In other words, the optimizer is free to generate code like this...

  uint8_t high = ADCH; // unlocks both
  uint8_t low  = ADCL; // must read ADCL first - it then locks ADCH

...instead of what the developer intended because, from the optimizer's perspective, there is no relationship between those two lines.

What gives the optimizer the “option” to re-arrange the lines of code? The fact it is declared and assigned at the same time (see above)? That I can actually understand and is why I was told never to do that.

Because if I found out the optimizer is rearranging my code:

ISR (ADC_vect)
{
  byte low, high;

  low = ADCL;
  high = ADCH;

  adcReading = (high << 8) | low;
  adcDone = true;
}  // end of ADC_vect

I’m likely to go ballistic.

There is NO REASON for the optimizer to NOT execute the instructions in the order programmed. If it is rearranging the order, then how am I supposed to be able to program anything if I don’t know what order things are going to happen?

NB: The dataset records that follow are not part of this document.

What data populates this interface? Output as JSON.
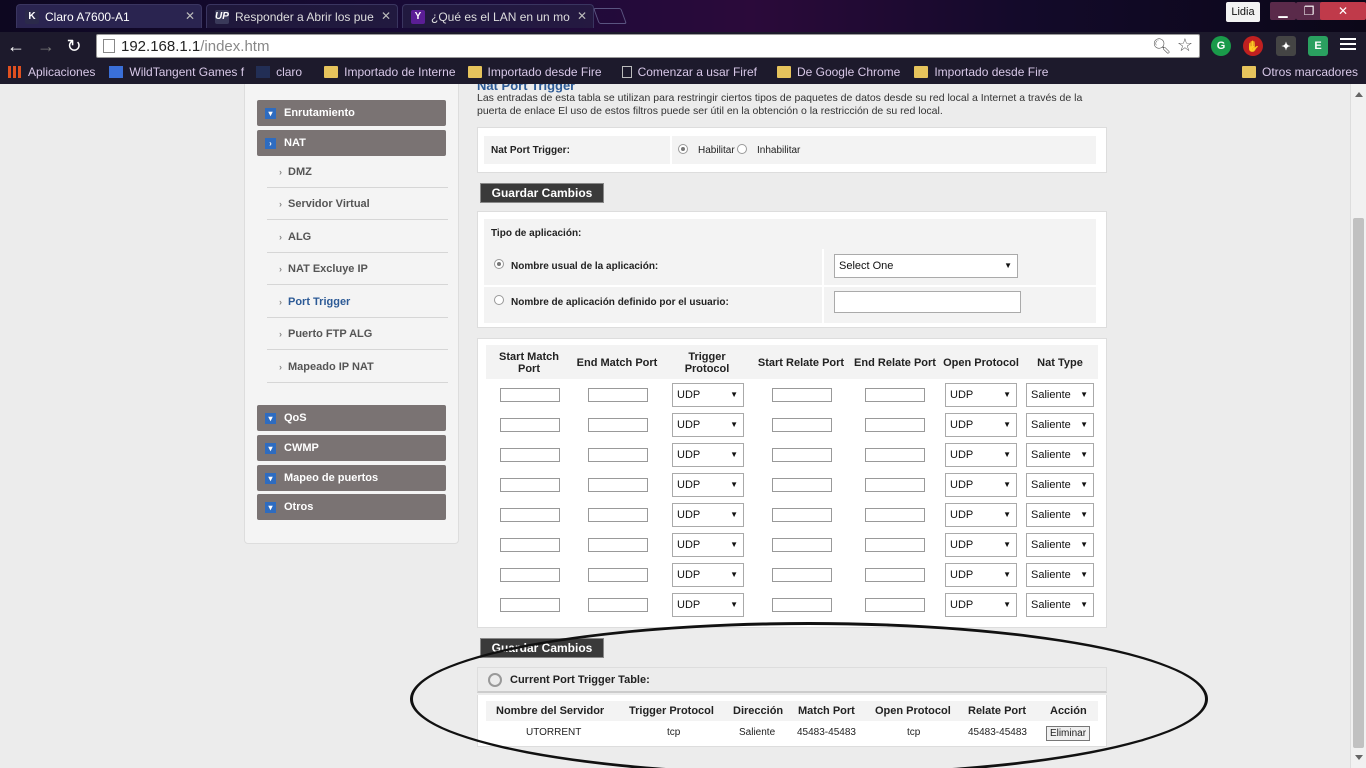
{
  "browser": {
    "tabs": [
      {
        "title": "Claro A7600-A1",
        "icon": "k-icon"
      },
      {
        "title": "Responder a Abrir los pue",
        "icon": "up-icon"
      },
      {
        "title": "¿Qué es el LAN en un mo",
        "icon": "yahoo-icon"
      }
    ],
    "user": "Lidia",
    "url_host": "192.168.1.1",
    "url_path": "/index.htm",
    "bookmarks": [
      "Aplicaciones",
      "WildTangent Games f",
      "claro",
      "Importado de Interne",
      "Importado desde Fire",
      "Comenzar a usar Firef",
      "De Google Chrome",
      "Importado desde Fire"
    ],
    "other_bookmarks": "Otros marcadores"
  },
  "sidebar": {
    "sections": [
      "Enrutamiento",
      "NAT",
      "QoS",
      "CWMP",
      "Mapeo de puertos",
      "Otros"
    ],
    "nat_items": [
      "DMZ",
      "Servidor Virtual",
      "ALG",
      "NAT Excluye IP",
      "Port Trigger",
      "Puerto FTP ALG",
      "Mapeado IP NAT"
    ]
  },
  "intro": {
    "title": "Nat Port Trigger",
    "text": "Las entradas de esta tabla se utilizan para restringir ciertos tipos de paquetes de datos desde su red local a Internet a través de la puerta de enlace El uso de estos filtros puede ser útil en la obtención o la restricción de su red local."
  },
  "trigger": {
    "label": "Nat Port Trigger:",
    "enable": "Habilitar",
    "disable": "Inhabilitar",
    "selected": "Habilitar"
  },
  "save_label": "Guardar Cambios",
  "app_type": {
    "heading": "Tipo de aplicación:",
    "common_label": "Nombre usual de la aplicación:",
    "common_value": "Select One",
    "user_label": "Nombre de aplicación definido por el usuario:",
    "user_value": ""
  },
  "rules": {
    "headers": [
      "Start Match Port",
      "End Match Port",
      "Trigger Protocol",
      "Start Relate Port",
      "End Relate Port",
      "Open Protocol",
      "Nat Type"
    ],
    "rows": [
      {
        "trigger": "UDP",
        "open": "UDP",
        "nat": "Saliente"
      },
      {
        "trigger": "UDP",
        "open": "UDP",
        "nat": "Saliente"
      },
      {
        "trigger": "UDP",
        "open": "UDP",
        "nat": "Saliente"
      },
      {
        "trigger": "UDP",
        "open": "UDP",
        "nat": "Saliente"
      },
      {
        "trigger": "UDP",
        "open": "UDP",
        "nat": "Saliente"
      },
      {
        "trigger": "UDP",
        "open": "UDP",
        "nat": "Saliente"
      },
      {
        "trigger": "UDP",
        "open": "UDP",
        "nat": "Saliente"
      },
      {
        "trigger": "UDP",
        "open": "UDP",
        "nat": "Saliente"
      }
    ]
  },
  "current_table": {
    "title": "Current Port Trigger Table:",
    "headers": [
      "Nombre del Servidor",
      "Trigger Protocol",
      "Dirección",
      "Match Port",
      "Open Protocol",
      "Relate Port",
      "Acción"
    ],
    "rows": [
      {
        "server": "UTORRENT",
        "trigger": "tcp",
        "direction": "Saliente",
        "match": "45483-45483",
        "open": "tcp",
        "relate": "45483-45483",
        "action": "Eliminar"
      }
    ]
  }
}
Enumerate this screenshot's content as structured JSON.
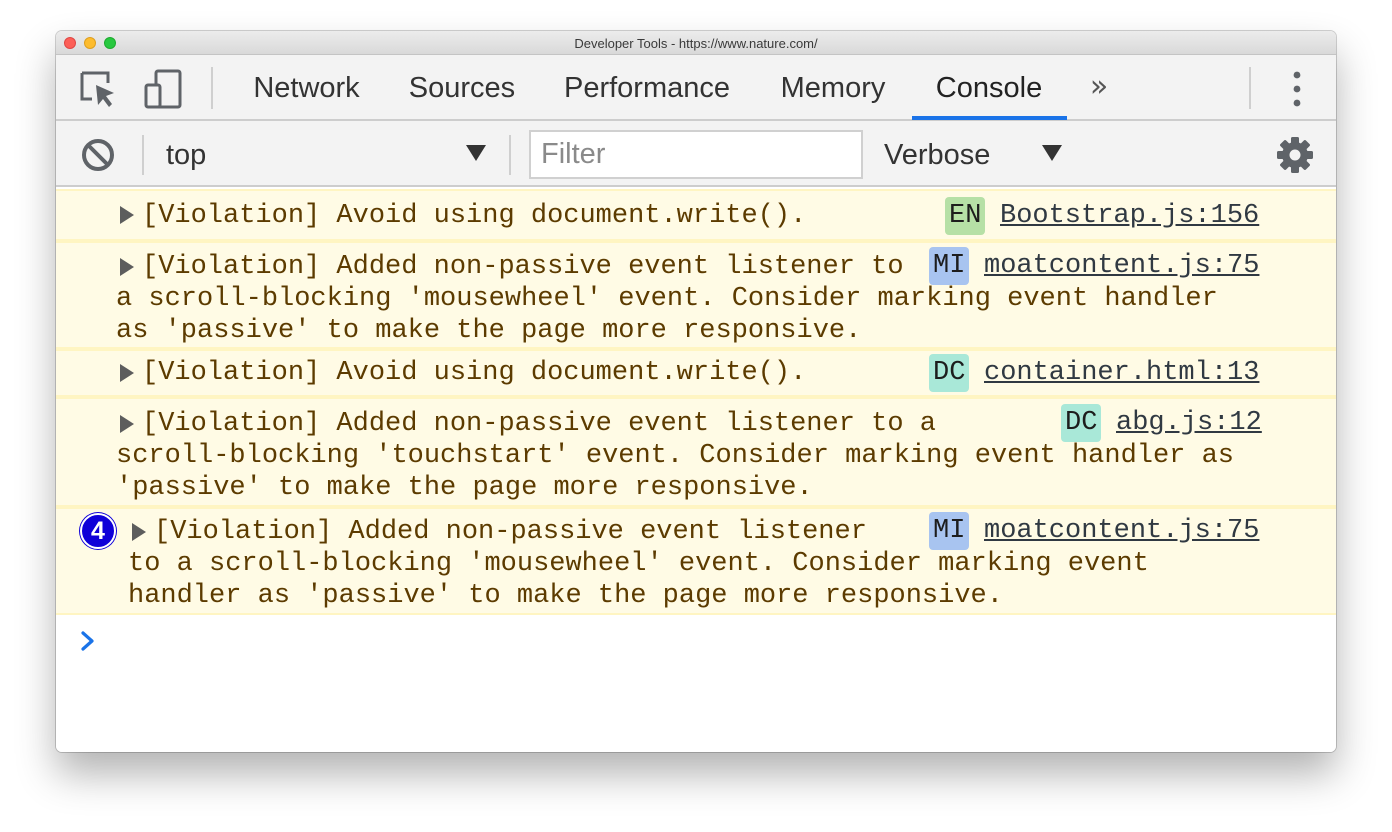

adwsystems: What gives the optimizer the "option" to re-arrange the lines of code?

You have knowledge that the order is important. How did you come by that knowledge?

[quote author=Coding Badly link=msg=3195681 date=1490638872] You have knowledge that the order is important. How did you come by that knowledge? [/quote]

Of what aspect of knowledge are you asking?

In general, 30+ years of programming tells me in what order to write lines of code to execute.

Related to the ADC, been there done that. It is in the datasheet to read one byte and then the other.

Related to optimizing, been there done that too.

Once upon a time, programming an 80C51 I was trying to read a 12 bit parallel DAC. At first the high byte was always equal to the low byte. The problem was the byte came from the same external memory address. I had written the code something like:

LowByte=ADC_byte; HighByte=ADC_byte;

Why was Highbyte-Lowbyte?

Reviewing the ASM code it was optimized: MOV ADC_Byte Scratchpad MOV Scratchpad LowByte MOV Scratchpad HighByte

It did the slower external memory read and stored it locally, then used the local value to assign to the two variables. 20 clock cycles (12+4+4) instead of 24, but very different results.

Moving the read to a function forced the compiler to perform two external reads. byte read_adc(void) { return ADC_byte; } then LowByte= readadc(); HighByte=readadc();

I took it on faith the library code written for the Arduino ATMega worked. So far it has. When I was working with the 8051s there was no library of code. Heck there was no internet.

In the case of the secret voltmeter code, the combination of declaring the variable and assigning the value can be performed in either order. According to the optimizer it is just an assignment of one value to a variable. If they are performed as two separate functions (declare vs assign), the variable memory will be allocated (in some order), then the values assigned in the order written. The code should be written in three lines instead of two. This is not subject to the same problem as my 8051 because in the ATMega the high and low bytes are at different memory addresses.

But we have gotten sidetracked...rounded versus truncated?

adwsystems: Of what aspect of knowledge are you asking?

Related to the ADC, been there done that. It is in the datasheet to read one byte and then the other.

Correct. The answer is "I read it in the datasheet." Without reading that in the datasheet you would have no idea that a relationship exists between ADCL and ADCH.

The compile cannot read English. So it cannot get that knowledge from the datasheet.

There is nothing in the C(++) language to tell the compiler that such a relationship exists. (There is in the GCC compiler. But that something incurs a significant cost.)

In the case of the secret voltmeter code, the combination of declaring the variable and assigning the value can be performed in either order.

Half correct. The declaration is irrelevant.

According to the optimizer it is just an assignment of one value to a variable.

Exactly. "Just an assignment." More specifically "two independent assignments" which means the order is irrelevant. Which means the optimizer is free to perform them in any order or even move them to different points in the function. The only requirement is that the two values have to be available when the values are combined by the bitwise-or.